Partnership Software Should Work This Way

The whole point of Siren has always been that you shouldn’t be locked into someone else’s idea of what an affiliate program looks like. Most affiliate plugins give you one program, one commission structure, and a handful of settings. If your business doesn’t fit that mold (and most interesting businesses don’t), you’re stuck. You end up hacking around limitations or just settling for a program that doesn’t actually reflect how your business works. We built Siren to be the opposite of that, and we said so from the very beginning.

Beacon is the natural next step. If the software is flexible enough to build anything, the guidance should be flexible enough to help you build anything.
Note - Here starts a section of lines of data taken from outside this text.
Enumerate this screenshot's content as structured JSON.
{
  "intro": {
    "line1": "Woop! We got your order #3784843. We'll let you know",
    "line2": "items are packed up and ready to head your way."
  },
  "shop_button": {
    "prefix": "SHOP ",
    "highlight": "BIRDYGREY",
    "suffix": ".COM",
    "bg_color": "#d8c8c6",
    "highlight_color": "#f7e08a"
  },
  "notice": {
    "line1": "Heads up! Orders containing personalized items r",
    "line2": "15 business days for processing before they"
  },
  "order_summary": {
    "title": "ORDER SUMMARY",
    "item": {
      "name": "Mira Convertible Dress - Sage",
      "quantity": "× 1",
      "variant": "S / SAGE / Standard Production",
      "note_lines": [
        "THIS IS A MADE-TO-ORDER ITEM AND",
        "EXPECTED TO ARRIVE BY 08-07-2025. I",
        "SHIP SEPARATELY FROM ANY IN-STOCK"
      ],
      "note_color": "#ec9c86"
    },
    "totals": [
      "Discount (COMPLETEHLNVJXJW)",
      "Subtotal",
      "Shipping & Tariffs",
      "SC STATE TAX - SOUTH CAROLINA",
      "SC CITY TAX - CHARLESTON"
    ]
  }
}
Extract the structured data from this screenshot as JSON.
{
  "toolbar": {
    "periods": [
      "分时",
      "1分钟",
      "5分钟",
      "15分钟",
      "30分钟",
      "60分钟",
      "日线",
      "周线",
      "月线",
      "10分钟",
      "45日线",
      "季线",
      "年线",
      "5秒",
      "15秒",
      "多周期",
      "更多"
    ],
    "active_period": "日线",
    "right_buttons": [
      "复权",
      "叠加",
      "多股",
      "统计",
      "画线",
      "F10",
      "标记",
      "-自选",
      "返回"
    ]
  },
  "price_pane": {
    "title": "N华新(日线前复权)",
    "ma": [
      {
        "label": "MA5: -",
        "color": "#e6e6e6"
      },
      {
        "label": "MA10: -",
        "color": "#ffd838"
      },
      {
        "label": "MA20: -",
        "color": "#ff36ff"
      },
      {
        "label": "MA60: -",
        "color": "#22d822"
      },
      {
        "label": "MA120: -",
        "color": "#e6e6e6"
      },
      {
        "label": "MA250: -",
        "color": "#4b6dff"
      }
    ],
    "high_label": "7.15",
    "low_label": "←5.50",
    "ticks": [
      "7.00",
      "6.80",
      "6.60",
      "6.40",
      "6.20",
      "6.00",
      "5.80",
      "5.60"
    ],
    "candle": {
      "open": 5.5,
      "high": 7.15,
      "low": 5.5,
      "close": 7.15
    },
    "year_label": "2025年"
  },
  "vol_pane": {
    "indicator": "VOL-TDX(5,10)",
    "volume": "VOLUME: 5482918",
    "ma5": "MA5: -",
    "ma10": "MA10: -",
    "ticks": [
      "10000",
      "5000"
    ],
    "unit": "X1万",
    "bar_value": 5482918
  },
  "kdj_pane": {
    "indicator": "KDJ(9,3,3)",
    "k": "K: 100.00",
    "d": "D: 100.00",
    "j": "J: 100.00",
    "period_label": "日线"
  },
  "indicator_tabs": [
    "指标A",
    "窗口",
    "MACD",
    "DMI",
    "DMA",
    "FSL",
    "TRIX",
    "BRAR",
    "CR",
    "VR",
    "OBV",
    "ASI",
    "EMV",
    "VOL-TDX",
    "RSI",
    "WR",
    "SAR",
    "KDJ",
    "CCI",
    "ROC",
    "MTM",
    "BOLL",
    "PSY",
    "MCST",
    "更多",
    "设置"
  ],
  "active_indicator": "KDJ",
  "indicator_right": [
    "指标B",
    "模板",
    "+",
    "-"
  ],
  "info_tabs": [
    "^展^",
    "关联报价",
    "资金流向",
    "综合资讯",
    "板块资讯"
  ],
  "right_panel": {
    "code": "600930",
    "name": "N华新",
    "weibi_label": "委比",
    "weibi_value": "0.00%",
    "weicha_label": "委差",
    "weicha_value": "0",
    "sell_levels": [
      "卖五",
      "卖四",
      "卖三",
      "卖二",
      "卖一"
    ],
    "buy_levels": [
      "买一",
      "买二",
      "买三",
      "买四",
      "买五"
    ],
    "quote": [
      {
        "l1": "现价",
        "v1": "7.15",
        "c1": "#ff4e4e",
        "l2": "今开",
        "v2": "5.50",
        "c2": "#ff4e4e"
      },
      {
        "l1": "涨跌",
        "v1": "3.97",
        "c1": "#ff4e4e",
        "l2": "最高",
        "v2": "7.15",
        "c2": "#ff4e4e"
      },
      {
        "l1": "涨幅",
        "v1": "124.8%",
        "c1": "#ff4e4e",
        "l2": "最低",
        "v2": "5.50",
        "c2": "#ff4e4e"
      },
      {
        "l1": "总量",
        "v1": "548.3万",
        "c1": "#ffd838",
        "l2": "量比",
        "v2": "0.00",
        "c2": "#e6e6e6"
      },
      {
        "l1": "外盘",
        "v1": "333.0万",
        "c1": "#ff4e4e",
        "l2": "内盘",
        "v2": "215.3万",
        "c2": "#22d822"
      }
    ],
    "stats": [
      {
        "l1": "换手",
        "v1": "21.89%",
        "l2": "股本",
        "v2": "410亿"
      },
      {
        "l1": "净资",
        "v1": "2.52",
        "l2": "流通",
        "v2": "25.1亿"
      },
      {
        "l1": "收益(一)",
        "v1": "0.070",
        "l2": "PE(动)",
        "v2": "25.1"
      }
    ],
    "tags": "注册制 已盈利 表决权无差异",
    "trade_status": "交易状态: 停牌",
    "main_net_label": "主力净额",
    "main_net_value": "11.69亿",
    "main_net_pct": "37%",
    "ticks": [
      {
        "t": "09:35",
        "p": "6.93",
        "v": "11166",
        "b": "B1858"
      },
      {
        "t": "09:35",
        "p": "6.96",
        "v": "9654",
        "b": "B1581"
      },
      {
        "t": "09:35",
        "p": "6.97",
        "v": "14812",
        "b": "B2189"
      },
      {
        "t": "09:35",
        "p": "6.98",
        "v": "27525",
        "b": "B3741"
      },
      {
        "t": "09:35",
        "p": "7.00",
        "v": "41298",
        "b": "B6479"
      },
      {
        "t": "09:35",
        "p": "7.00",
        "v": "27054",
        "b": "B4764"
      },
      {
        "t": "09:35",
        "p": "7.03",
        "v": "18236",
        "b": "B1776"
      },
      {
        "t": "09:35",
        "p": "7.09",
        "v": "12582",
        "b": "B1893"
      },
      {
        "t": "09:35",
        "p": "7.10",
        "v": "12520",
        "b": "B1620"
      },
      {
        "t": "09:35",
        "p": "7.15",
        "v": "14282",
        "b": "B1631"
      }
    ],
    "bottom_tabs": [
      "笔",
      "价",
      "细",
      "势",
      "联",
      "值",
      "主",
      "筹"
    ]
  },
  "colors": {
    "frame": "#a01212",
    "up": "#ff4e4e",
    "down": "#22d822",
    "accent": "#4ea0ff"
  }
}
“Siren was always about giving people the pieces to build whatever program their business actually needs. Beacon closes the loop. Now you don’t have to figure out which pieces go where on your own, you just describe what you’re trying to do and the system helps you get there. That’s what I wanted this to be from day one.”

— Alex Standiford

How Do You Connect Beacon?

Getting started takes about two minutes. Add this server URL to any MCP-compatible AI assistant:

https://beacon.sirenaffiliates.com/beacon/v1/mcp

That works with Claude, ChatGPT, VS Code, Cursor, JetBrains IDEs, and anything else that supports MCP. We’ve written a full step-by-step setup guide if you want the details.

Once you’re connected, try asking something like: “I want to create a tiered affiliate program where top performers earn higher commissions. What’s the best way to set this up in Siren?” Beacon will walk you through the design, explain why it’s recommending specific components, and generate a recipe you can install directly. You can also ask it to explain existing recipes, compare different program structures, or help you decide whether a distributor makes sense for your use case.

The recipe library is growing, and Beacon’s knowledge base is expanding with new documentation and community patterns all the time. But don’t wait for us to build your specific use case. Connect Beacon now, tell it what you’re trying to build, and let it meet you where you are.

If you’ve been sitting on a program idea because you weren’t sure how to configure it, that’s exactly the conversation Beacon was built for. The whole point is that you don’t have to figure this out alone anymore.